In 1914 he jotted down in a notebook: "Art is higher than reality, and has no direct relation to reality. Between the physical sphere and the ethereal sphere there is a frontier where our senses stop functioning. . . . To approach the spiritual in art, one will make as little use as possible of reality, because reality is opposed to the spiritual."

The difficulty lay in proving his point. Behind him lay thousands of years of art, all of it at least partly derived from observation. Although various earlier cultures had had some forms of nonrepresentational art, these works had never risen above the decorative and the ornamental. Art traditionally had drawn its identity and validity from the interaction between human emotion, human will, and human obedience to the laws of physical structure and appearance.

Nevertheless, Mondrian went ahead and rejected what he saw as the tyranny of illusion in favor of what he considered to be the eternal laws of life.

From that moment on, art for Mondrian became an act of spiritual probing and reverence. Within him lay a truth, and his life's work was to mine that truth, and his life's work was to mine that truth as pictorial symbol. His tools were to be his intelligence, sensibilities, and spiritual alertness -- coupled with the most perfect, least accidental, and most irreducible pictorial elements he could find.

For these he chose absolutely vertical and absolutely horizontal lines -- and the primary colors. The lines because their points of intersection represented the division of life into its fundamental oppositions: male/female, positive/negative, tension/- response. And the primary colors because red, yellow, and blue are irreducible as color.

By the late 1920s Mondrian had struck pure gold with some of the most beautifully simple and inevitable paintings of our time. By the 1930s he was broadening his base to include an increasing number of elements in his art. And by 1940, the year he arrived in New York to live, his work had become relatively complex.

"Victory Boogie-Woogie" was his last painting.

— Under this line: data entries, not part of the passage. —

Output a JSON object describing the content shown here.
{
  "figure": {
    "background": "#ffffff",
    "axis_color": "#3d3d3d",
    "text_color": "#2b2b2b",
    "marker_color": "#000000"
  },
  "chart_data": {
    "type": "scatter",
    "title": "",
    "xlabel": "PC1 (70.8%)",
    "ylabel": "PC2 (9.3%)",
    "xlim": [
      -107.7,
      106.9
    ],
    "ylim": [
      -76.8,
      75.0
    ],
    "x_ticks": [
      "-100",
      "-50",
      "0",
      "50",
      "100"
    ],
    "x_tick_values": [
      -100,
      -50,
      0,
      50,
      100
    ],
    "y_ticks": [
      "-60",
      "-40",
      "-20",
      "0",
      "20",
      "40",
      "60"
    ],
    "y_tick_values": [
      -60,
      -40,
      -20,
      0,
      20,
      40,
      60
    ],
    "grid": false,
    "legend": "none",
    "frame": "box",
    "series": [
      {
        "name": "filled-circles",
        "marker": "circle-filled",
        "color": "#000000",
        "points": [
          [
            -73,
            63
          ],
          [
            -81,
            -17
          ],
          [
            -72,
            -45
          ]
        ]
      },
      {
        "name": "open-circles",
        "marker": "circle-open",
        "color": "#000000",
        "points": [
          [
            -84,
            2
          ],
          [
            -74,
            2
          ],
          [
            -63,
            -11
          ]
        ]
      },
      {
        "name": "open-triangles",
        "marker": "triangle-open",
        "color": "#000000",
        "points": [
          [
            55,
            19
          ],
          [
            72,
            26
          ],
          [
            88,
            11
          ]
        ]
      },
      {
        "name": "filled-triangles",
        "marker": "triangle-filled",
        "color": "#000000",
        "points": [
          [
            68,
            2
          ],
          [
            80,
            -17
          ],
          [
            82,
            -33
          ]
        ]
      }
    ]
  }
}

In it Mondrian the purist seems to have been won over by Mondrian the sensualist, for it is a lighthearted celebration not of an idea or an ideal, but of the pulsating, vital nature of life itself.

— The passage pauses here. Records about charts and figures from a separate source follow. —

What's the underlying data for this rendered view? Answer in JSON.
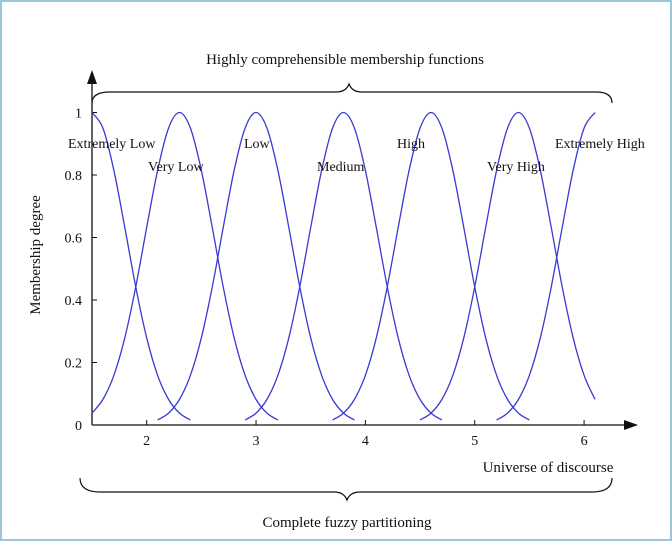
{
  "chart_data": {
    "type": "line",
    "title": "Highly comprehensible membership functions",
    "subtitle": "Complete fuzzy partitioning",
    "x_label": "Universe of discourse",
    "y_label": "Membership degree",
    "xlim": [
      1.5,
      6.42
    ],
    "ylim": [
      0,
      1.12
    ],
    "xticks": [
      2,
      3,
      4,
      5,
      6
    ],
    "yticks": [
      0,
      0.2,
      0.4,
      0.6,
      0.8,
      1
    ],
    "x": [
      1.5,
      1.6,
      1.7,
      1.8,
      1.9,
      2.0,
      2.1,
      2.2,
      2.3,
      2.4,
      2.5,
      2.6,
      2.7,
      2.8,
      2.9,
      3.0,
      3.1,
      3.2,
      3.3,
      3.4,
      3.5,
      3.6,
      3.7,
      3.8,
      3.9,
      4.0,
      4.1,
      4.2,
      4.3,
      4.4,
      4.5,
      4.6,
      4.7,
      4.8,
      4.9,
      5.0,
      5.1,
      5.2,
      5.3,
      5.4,
      5.5,
      5.6,
      5.7,
      5.8,
      5.9,
      6.0,
      6.1
    ],
    "series": [
      {
        "name": "Extremely Low",
        "color": "#3a3ad0",
        "values": [
          1,
          0.95,
          0.815,
          0.632,
          0.442,
          0.279,
          0.159,
          0.082,
          0.038,
          0.016,
          null,
          null,
          null,
          null,
          null,
          null,
          null,
          null,
          null,
          null,
          null,
          null,
          null,
          null,
          null,
          null,
          null,
          null,
          null,
          null,
          null,
          null,
          null,
          null,
          null,
          null,
          null,
          null,
          null,
          null,
          null,
          null,
          null,
          null,
          null,
          null,
          null
        ]
      },
      {
        "name": "Very Low",
        "color": "#3a3ad0",
        "values": [
          0.038,
          0.082,
          0.159,
          0.279,
          0.442,
          0.632,
          0.815,
          0.95,
          1,
          0.95,
          0.815,
          0.632,
          0.442,
          0.279,
          0.159,
          0.082,
          0.038,
          0.016,
          null,
          null,
          null,
          null,
          null,
          null,
          null,
          null,
          null,
          null,
          null,
          null,
          null,
          null,
          null,
          null,
          null,
          null,
          null,
          null,
          null,
          null,
          null,
          null,
          null,
          null,
          null,
          null,
          null
        ]
      },
      {
        "name": "Low",
        "color": "#3a3ad0",
        "values": [
          null,
          null,
          null,
          null,
          null,
          null,
          0.016,
          0.038,
          0.082,
          0.159,
          0.279,
          0.442,
          0.632,
          0.815,
          0.95,
          1,
          0.95,
          0.815,
          0.632,
          0.442,
          0.279,
          0.159,
          0.082,
          0.038,
          0.016,
          null,
          null,
          null,
          null,
          null,
          null,
          null,
          null,
          null,
          null,
          null,
          null,
          null,
          null,
          null,
          null,
          null,
          null,
          null,
          null,
          null,
          null
        ]
      },
      {
        "name": "Medium",
        "color": "#3a3ad0",
        "values": [
          null,
          null,
          null,
          null,
          null,
          null,
          null,
          null,
          null,
          null,
          null,
          null,
          null,
          null,
          0.016,
          0.038,
          0.082,
          0.159,
          0.279,
          0.442,
          0.632,
          0.815,
          0.95,
          1,
          0.95,
          0.815,
          0.632,
          0.442,
          0.279,
          0.159,
          0.082,
          0.038,
          0.016,
          null,
          null,
          null,
          null,
          null,
          null,
          null,
          null,
          null,
          null,
          null,
          null,
          null,
          null
        ]
      },
      {
        "name": "High",
        "color": "#3a3ad0",
        "values": [
          null,
          null,
          null,
          null,
          null,
          null,
          null,
          null,
          null,
          null,
          null,
          null,
          null,
          null,
          null,
          null,
          null,
          null,
          null,
          null,
          null,
          null,
          0.016,
          0.038,
          0.082,
          0.159,
          0.279,
          0.442,
          0.632,
          0.815,
          0.95,
          1,
          0.95,
          0.815,
          0.632,
          0.442,
          0.279,
          0.159,
          0.082,
          0.038,
          0.016,
          null,
          null,
          null,
          null,
          null,
          null
        ]
      },
      {
        "name": "Very High",
        "color": "#3a3ad0",
        "values": [
          null,
          null,
          null,
          null,
          null,
          null,
          null,
          null,
          null,
          null,
          null,
          null,
          null,
          null,
          null,
          null,
          null,
          null,
          null,
          null,
          null,
          null,
          null,
          null,
          null,
          null,
          null,
          null,
          null,
          null,
          0.016,
          0.038,
          0.082,
          0.159,
          0.279,
          0.442,
          0.632,
          0.815,
          0.95,
          1,
          0.95,
          0.815,
          0.632,
          0.442,
          0.279,
          0.159,
          0.082
        ]
      },
      {
        "name": "Extremely High",
        "color": "#3a3ad0",
        "values": [
          null,
          null,
          null,
          null,
          null,
          null,
          null,
          null,
          null,
          null,
          null,
          null,
          null,
          null,
          null,
          null,
          null,
          null,
          null,
          null,
          null,
          null,
          null,
          null,
          null,
          null,
          null,
          null,
          null,
          null,
          null,
          null,
          null,
          null,
          null,
          null,
          null,
          0.016,
          0.038,
          0.082,
          0.159,
          0.279,
          0.442,
          0.632,
          0.815,
          0.95,
          1
        ]
      }
    ]
  }
}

Mondrian's art is a metaphor for existence stripped down to its absolute essentials. Just as a human life can be lost or saved by what happens at a busy intersection, so does the life of a Mondrian painting depend upon what happens when a horizontal line intersects a vertical. It is an art of hairbreadth linear adjustments and pin- pointed color placements, an art in which a square of white canvas is not a flat and empty piece of cloth, but a living representation of the absolute, a life-saturated symbol of eternity upon which the artist exercises the sacred rituals of his craft.